You’d be hard pressed to find an ecommerce operator that didn’t think that revenue was the most important metric. Revenue is easy to track, and most ecommerce platforms integrate revenue into Google Analytics.
But the challenge for ecommerce merchants is not to follow overall revenue. The challenge, instead, is to determine the actions of customers that produced the revenue and apply those actions to the visitors that did not buy anything, or to customers that purchased relatively fewer products.
In this article, I’ll look at three ways to develop insights in Google Analytics from ecommerce transactions, to generate even more sales.
A first way to do this is by using the page value metric, which, according to Google, is “the average value for a page that a user visited before landing on the goal page or completing an Ecommerce transaction (or both).”
This metric by itself is pretty worthless. But as a comparison it’s a simple way to see the value of changes. Page value is powerful because it combines conversion rate and basket size for the entire visit for anyone that visited that page. (Shopping cart pages will always have huge page values, by the way.)
For example, if a key product image was changed, looking at the page value before and after the change can quickly give a read on whether the change was good or not. Thus, the way to put the page value metric into action is to take a few key pages with traffic and work to increase page value.
A reasonable plan would be to look at the home page, two main landing pages from organic search traffic, and two key product pages. As changes roll out, annotate what happened and monitor for the page value effect. It’s not a perfectly controlled test, but the trade off in ease of understanding usually makes it worth the caveats.
If we take the page value concept to the next level, we’ll start to ask questions that are more complex. We’ll want to segment the data, rather than just relying on averages. Segments allow a view of how users that meet qualifying criteria behave. They can be compared to the average to get an indexed view or give a standard report additional depth.

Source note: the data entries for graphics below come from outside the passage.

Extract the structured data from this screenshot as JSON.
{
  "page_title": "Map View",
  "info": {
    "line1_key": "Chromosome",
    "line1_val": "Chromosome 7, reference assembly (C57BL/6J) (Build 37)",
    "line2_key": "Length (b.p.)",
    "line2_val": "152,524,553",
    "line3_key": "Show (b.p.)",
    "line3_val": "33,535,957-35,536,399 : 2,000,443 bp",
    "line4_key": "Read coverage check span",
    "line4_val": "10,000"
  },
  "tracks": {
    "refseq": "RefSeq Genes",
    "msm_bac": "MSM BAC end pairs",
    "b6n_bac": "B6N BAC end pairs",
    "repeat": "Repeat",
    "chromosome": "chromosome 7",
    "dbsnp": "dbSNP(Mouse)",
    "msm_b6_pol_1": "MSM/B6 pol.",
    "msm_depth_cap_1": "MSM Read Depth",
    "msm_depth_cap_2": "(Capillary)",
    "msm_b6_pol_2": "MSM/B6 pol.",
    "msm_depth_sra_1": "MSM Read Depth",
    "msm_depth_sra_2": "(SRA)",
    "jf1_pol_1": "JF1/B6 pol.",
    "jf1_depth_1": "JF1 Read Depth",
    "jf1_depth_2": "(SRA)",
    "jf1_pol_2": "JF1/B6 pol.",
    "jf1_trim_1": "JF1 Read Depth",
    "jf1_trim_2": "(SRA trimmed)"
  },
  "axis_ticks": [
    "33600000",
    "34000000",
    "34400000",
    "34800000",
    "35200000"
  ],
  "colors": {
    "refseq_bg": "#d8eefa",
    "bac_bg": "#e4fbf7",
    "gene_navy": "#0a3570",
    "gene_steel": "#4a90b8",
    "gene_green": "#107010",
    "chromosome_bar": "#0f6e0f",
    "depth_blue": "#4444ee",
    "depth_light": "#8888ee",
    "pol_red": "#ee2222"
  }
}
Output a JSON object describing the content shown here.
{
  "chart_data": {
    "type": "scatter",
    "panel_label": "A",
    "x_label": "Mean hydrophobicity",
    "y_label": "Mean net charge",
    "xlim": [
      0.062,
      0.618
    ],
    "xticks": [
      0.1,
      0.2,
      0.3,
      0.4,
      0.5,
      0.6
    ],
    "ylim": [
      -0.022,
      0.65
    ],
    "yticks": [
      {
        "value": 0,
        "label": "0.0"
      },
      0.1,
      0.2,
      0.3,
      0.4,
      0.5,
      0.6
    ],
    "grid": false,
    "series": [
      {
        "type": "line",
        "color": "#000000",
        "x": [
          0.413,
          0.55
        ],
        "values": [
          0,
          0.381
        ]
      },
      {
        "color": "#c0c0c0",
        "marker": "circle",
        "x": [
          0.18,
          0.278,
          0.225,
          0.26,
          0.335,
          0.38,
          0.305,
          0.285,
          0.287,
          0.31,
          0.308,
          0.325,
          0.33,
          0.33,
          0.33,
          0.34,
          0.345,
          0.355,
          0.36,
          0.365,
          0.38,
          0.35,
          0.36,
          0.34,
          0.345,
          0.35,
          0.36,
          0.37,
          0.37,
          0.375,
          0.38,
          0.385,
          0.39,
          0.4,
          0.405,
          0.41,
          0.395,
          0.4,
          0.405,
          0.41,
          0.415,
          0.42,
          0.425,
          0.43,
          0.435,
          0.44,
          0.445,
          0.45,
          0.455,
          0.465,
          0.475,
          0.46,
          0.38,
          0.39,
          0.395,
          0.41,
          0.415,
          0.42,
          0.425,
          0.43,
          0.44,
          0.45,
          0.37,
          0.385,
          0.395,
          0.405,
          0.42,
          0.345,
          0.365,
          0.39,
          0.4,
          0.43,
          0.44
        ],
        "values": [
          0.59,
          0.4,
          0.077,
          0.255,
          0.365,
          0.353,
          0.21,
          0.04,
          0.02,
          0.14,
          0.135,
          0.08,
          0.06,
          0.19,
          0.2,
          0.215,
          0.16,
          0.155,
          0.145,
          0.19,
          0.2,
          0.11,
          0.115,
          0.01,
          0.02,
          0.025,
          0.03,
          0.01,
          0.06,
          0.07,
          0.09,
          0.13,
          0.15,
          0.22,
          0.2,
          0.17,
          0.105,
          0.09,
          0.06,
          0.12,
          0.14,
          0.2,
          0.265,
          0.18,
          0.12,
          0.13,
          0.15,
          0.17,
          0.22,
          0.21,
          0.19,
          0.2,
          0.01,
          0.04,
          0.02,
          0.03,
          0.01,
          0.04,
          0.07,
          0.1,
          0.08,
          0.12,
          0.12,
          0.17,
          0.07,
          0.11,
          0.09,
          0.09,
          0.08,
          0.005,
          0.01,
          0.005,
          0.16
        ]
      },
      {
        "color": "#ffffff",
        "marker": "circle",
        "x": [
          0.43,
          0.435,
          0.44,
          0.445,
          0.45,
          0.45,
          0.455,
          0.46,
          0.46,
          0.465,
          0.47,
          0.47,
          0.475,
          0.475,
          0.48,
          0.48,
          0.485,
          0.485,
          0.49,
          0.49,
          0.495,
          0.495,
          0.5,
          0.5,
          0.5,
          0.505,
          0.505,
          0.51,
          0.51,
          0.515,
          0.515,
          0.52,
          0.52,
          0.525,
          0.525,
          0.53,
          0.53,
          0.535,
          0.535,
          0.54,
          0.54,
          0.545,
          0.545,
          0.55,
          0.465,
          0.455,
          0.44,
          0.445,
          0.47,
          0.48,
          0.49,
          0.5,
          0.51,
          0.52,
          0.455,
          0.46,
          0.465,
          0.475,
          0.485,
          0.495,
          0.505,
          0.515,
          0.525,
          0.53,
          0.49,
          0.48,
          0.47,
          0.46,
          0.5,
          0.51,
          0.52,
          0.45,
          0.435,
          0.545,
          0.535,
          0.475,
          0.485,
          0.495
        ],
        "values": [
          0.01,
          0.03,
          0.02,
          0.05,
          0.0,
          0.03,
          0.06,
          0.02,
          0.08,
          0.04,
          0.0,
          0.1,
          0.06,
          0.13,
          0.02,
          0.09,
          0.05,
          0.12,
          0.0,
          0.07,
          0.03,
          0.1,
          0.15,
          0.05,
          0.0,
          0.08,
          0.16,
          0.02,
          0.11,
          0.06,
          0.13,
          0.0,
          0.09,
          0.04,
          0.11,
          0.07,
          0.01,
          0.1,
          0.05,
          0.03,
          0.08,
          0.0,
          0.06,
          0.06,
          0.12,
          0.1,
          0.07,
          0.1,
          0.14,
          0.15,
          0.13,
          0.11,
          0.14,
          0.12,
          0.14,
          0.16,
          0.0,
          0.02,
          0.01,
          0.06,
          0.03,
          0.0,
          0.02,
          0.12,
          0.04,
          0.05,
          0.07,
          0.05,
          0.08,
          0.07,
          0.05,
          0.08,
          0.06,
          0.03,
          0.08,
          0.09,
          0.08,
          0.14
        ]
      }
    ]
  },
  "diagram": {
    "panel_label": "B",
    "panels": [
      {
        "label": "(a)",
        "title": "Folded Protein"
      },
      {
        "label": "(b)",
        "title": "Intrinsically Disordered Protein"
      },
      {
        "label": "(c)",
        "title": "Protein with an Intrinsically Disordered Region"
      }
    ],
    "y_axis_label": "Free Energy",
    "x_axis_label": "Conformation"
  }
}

Think of segments as how you’d ask questions about visitors to the site. For example, do visitors that view more than seven pages convert better or worse than the average? To build this segment, open the oft-missed “+New Segment” button between the top menu and the user graph.
While there are many defaults built in, the real power comes from answering special questions. Segments don’t have to be simple. They can use quite a bit of logic, including sequences of page views and groups with “and/or” conditions. Before saving your new segment, look to the right side and make sure there aren’t so many conditions that zero users qualify.
Take this example. On a site that features a promo video about a product, do visitors that watch the video prior to reading the product act differently than those that read the product info first, and then watch?
A merchant can use segments to determine if the video is an effective sales tool. Perhaps the merchant noted, a few months earlier, a higher page value for visitors that watched the video first before reading the product details. However, those that didn’t watch the video at all produced an even higher page value. It could lead the merchant to reshoot the video, as it was apparently was deterring sales.
The top level of action comes from implementing Enhanced Ecommerce. The integration here with ecommerce platforms is more varied, but I’m confident that all major platforms will support it soon. Enhanced Ecommerce opens up several new reports in Google Analytics’ “Conversions” section. It also allows remarketing segments to be easily built from these reports.
One of these additional reports is shopping behavior analysis. It aggregates data in an easy-to-understand method. Take the report below. This merchant can see that a very high percentage of user sessions (18,701 out of 24,758 sessions, or 75.54 percent) look at product detail pages, but very few (487 out of 18,701, or 1.97 percent) actually add to cart. The merchant can use this to work on more compelling ways to encourage cart addition.
Two other additional reports in Enhanced Ecommerce are product performance and product list performance. They introduce two powerful ratios: cart-to-detail (the number of products added per number of product-detail views) and buy-to-detail (the number of products purchased per number of product-detail views). Keep in mind that it’s best to compare similar products in this way, as it’s hard to expect a $1,000 item to be added to cart at the same rate as a $10 item.
Thorough analysis at this level can show products that have more compelling copy or compelling features. Lessons from products with a high buy rate can be applied to the entire product line. Reviewing the performance of all products can show items that visitors find in site searches but that aren’t otherwise featured on the site. Increasing their prominence can often raise user value quite a bit.
Overall, Enhanced Ecommerce aggregates the data together in an intuitive way and is well worth the implementation. Using Enhanced Ecommerce, merchants can better understand how to merchandise and showcase products without getting buried in the details.